NLRB seeks wholesale reversals of existing law
When National Labor Relations Board (NLRB) General Counsel (GC) Jennifer Abruzzo took office, she issued official memoranda identifying the existing precedents she wanted to modify or reverse and ordered the Regional Directors to find cases that would give her and the Democratic Board the opportunity to achieve those goals. The plan is now fully operative. In a case growing from the efforts to unionize Amazon’s Staten Island warehouse (Amazon.com Services, Inc., N.L.R.B., Case 29-CA-280153), the GC filed a brief urging the Board to strike down no fewer than four Board precedents, one dating from the 1940’s and one not even one year old. The sweeping nature of the GC’s efforts is made clear in the brief, which sets aside a number of findings in the administrative law judge’s (ALJ) decision—which was based on existing law.
Employer speech at issue
The most controversial of the GC’s positions attacks an employer’s ability to present its views during a union campaign.
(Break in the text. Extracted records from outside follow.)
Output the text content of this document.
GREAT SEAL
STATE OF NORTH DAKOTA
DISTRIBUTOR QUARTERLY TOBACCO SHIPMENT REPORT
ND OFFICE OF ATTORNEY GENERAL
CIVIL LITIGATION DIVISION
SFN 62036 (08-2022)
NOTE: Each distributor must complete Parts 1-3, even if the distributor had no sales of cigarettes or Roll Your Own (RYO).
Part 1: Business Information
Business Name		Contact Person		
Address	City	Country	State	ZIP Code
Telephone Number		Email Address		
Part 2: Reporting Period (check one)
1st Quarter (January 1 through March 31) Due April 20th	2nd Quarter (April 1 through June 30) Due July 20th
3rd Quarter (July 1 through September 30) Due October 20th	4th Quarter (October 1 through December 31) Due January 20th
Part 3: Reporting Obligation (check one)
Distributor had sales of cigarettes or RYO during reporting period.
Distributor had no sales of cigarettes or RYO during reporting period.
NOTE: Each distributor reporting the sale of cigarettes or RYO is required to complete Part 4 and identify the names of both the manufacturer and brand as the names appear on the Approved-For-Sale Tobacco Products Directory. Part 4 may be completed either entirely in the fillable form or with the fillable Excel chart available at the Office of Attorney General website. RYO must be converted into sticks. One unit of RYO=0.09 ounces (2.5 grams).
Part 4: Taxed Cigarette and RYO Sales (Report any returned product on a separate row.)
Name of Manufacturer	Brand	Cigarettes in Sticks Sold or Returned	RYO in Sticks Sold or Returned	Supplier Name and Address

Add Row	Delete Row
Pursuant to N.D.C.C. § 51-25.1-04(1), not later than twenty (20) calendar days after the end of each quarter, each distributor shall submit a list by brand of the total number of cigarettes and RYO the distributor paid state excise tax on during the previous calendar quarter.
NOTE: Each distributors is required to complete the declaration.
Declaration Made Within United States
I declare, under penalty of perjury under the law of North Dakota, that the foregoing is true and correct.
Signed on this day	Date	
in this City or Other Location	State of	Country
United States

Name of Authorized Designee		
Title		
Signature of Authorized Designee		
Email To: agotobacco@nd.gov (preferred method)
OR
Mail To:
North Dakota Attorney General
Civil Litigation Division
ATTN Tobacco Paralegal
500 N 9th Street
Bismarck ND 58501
The preeminent effort is to ban all mandatory employee meetings at which an employer can present its position.
Characterized as “captive audience” meetings, these meetings have been permitted since the 1948 Board decision in Babcock & Wilcox. The rationale supporting such meetings include the First Amendment rights of the employer and the specific protections of Section 8(c) of the National Labor Relations Act (NLRA), which states that employer communications “shall not constitute or be evidence of an unfair labor practice” so long as they don’t contain threats of reprisals, threats of force, or promises of benefit.